Every bear market has its share of good days, but right now the medium-term bearish trend is still in place. Stocks are anything but stable. We’ve been riding this downtrend since June 17 with an inverse S&P 500 ETF, SDS. As of Wednesday’s close, that trade was up +9.6%.
Instead of re-recommending a broad-based short ETF, we think it’s time to get strategic. The weakest part of the U.S. equity market is small caps, publicly-traded companies with market values between $300 million and $2 billion.
Small caps are often tied to consumer spending. Since the Consumer Confidence Index dropped sharply in June (from 62.7 to 52.9), stocks with higher consumer exposure are not faring well. Small-cap stocks in the S&P 600 and the Russell 2000 both fell for the sixth day in a row on Tuesday.

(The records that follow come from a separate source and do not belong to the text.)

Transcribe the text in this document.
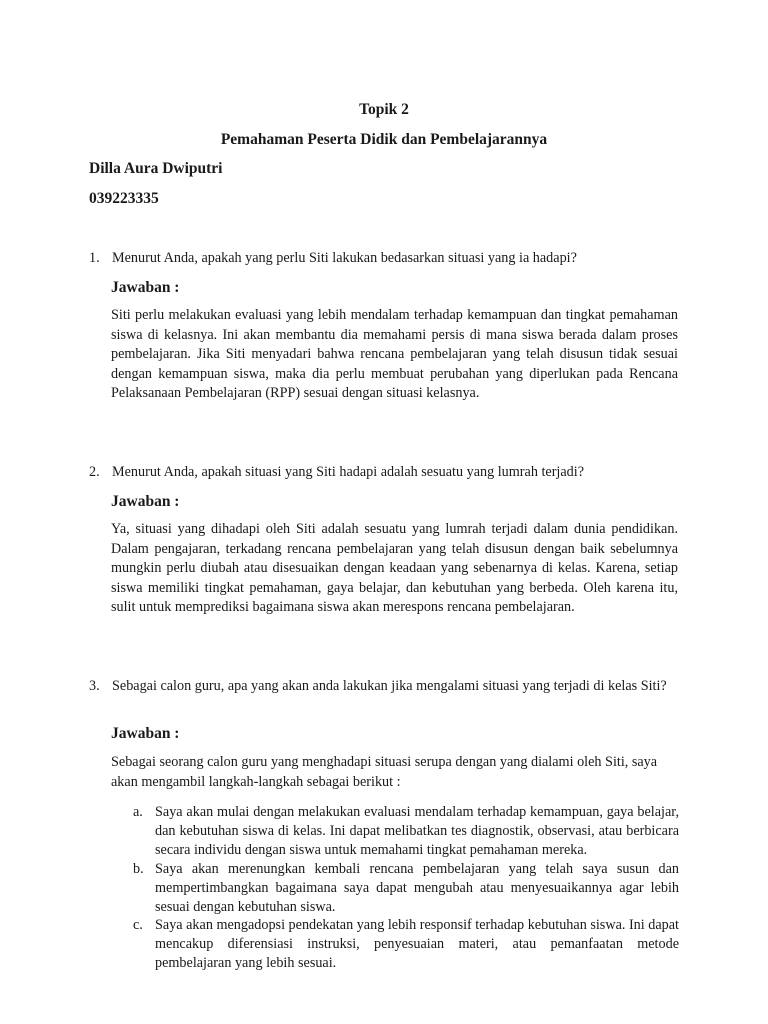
Topik 2
Pemahaman Peserta Didik dan Pembelajarannya
Dilla Aura Dwiputri
039223335
1. Menurut Anda, apakah yang perlu Siti lakukan bedasarkan situasi yang ia hadapi?
Jawaban :
Siti perlu melakukan evaluasi yang lebih mendalam terhadap kemampuan dan tingkat pemahaman siswa di kelasnya. Ini akan membantu dia memahami persis di mana siswa berada dalam proses pembelajaran. Jika Siti menyadari bahwa rencana pembelajaran yang telah disusun tidak sesuai dengan kemampuan siswa, maka dia perlu membuat perubahan yang diperlukan pada Rencana Pelaksanaan Pembelajaran (RPP) sesuai dengan situasi kelasnya.
2. Menurut Anda, apakah situasi yang Siti hadapi adalah sesuatu yang lumrah terjadi?
Jawaban :
Ya, situasi yang dihadapi oleh Siti adalah sesuatu yang lumrah terjadi dalam dunia pendidikan. Dalam pengajaran, terkadang rencana pembelajaran yang telah disusun dengan baik sebelumnya mungkin perlu diubah atau disesuaikan dengan keadaan yang sebenarnya di kelas. Karena, setiap siswa memiliki tingkat pemahaman, gaya belajar, dan kebutuhan yang berbeda. Oleh karena itu, sulit untuk memprediksi bagaimana siswa akan merespons rencana pembelajaran.
3. Sebagai calon guru, apa yang akan anda lakukan jika mengalami situasi yang terjadi di kelas Siti?
Jawaban :
Sebagai seorang calon guru yang menghadapi situasi serupa dengan yang dialami oleh Siti, saya akan mengambil langkah-langkah sebagai berikut :
a. Saya akan mulai dengan melakukan evaluasi mendalam terhadap kemampuan, gaya belajar, dan kebutuhan siswa di kelas. Ini dapat melibatkan tes diagnostik, observasi, atau berbicara secara individu dengan siswa untuk memahami tingkat pemahaman mereka.
b. Saya akan merenungkan kembali rencana pembelajaran yang telah saya susun dan mempertimbangkan bagaimana saya dapat mengubah atau menyesuaikannya agar lebih sesuai dengan kebutuhan siswa.
c. Saya akan mengadopsi pendekatan yang lebih responsif terhadap kebutuhan siswa. Ini dapat mencakup diferensiasi instruksi, penyesuaian materi, atau pemanfaatan metode pembelajaran yang lebih sesuai.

One good way to take advantage of the small cap implosion is Short Russell 2000 ProShares (RWM). This ETF “seeks daily investment results, before fees and expenses, which correspond to the inverse of the daily performance of the Russell 2000 index.” In other words, when the Russell 2000 (U.S.-based small caps) falls, RWM appreciates. RWM is a non-leveraged ETF that should generally go up as the Russell 2000 goes down. However, since it rebalances every day and is subject to fees and expenses, don’t expect a one-for-one correlation.
On the chart, RWM broke through resistance on July 1, a level that is being tested this week. Next stop may be the intermediate-term high set in February near $47. A breakout above that level would open the door for even higher prices. No long-term move will happen without dips along the way, of course. Even with those considerations, RWM looks like a solid pick for this week. To win when small caps lose, go with RWM.
Disclosure covering writer, editor, publisher, and affiliates: No positions in any of the securities mentioned. No positions in any of the companies or ETF sponsors mentioned. No income, revenue, or other compensation (either directly or indirectly) received from, or on behalf of, any of the companies or ETF sponsors mentioned.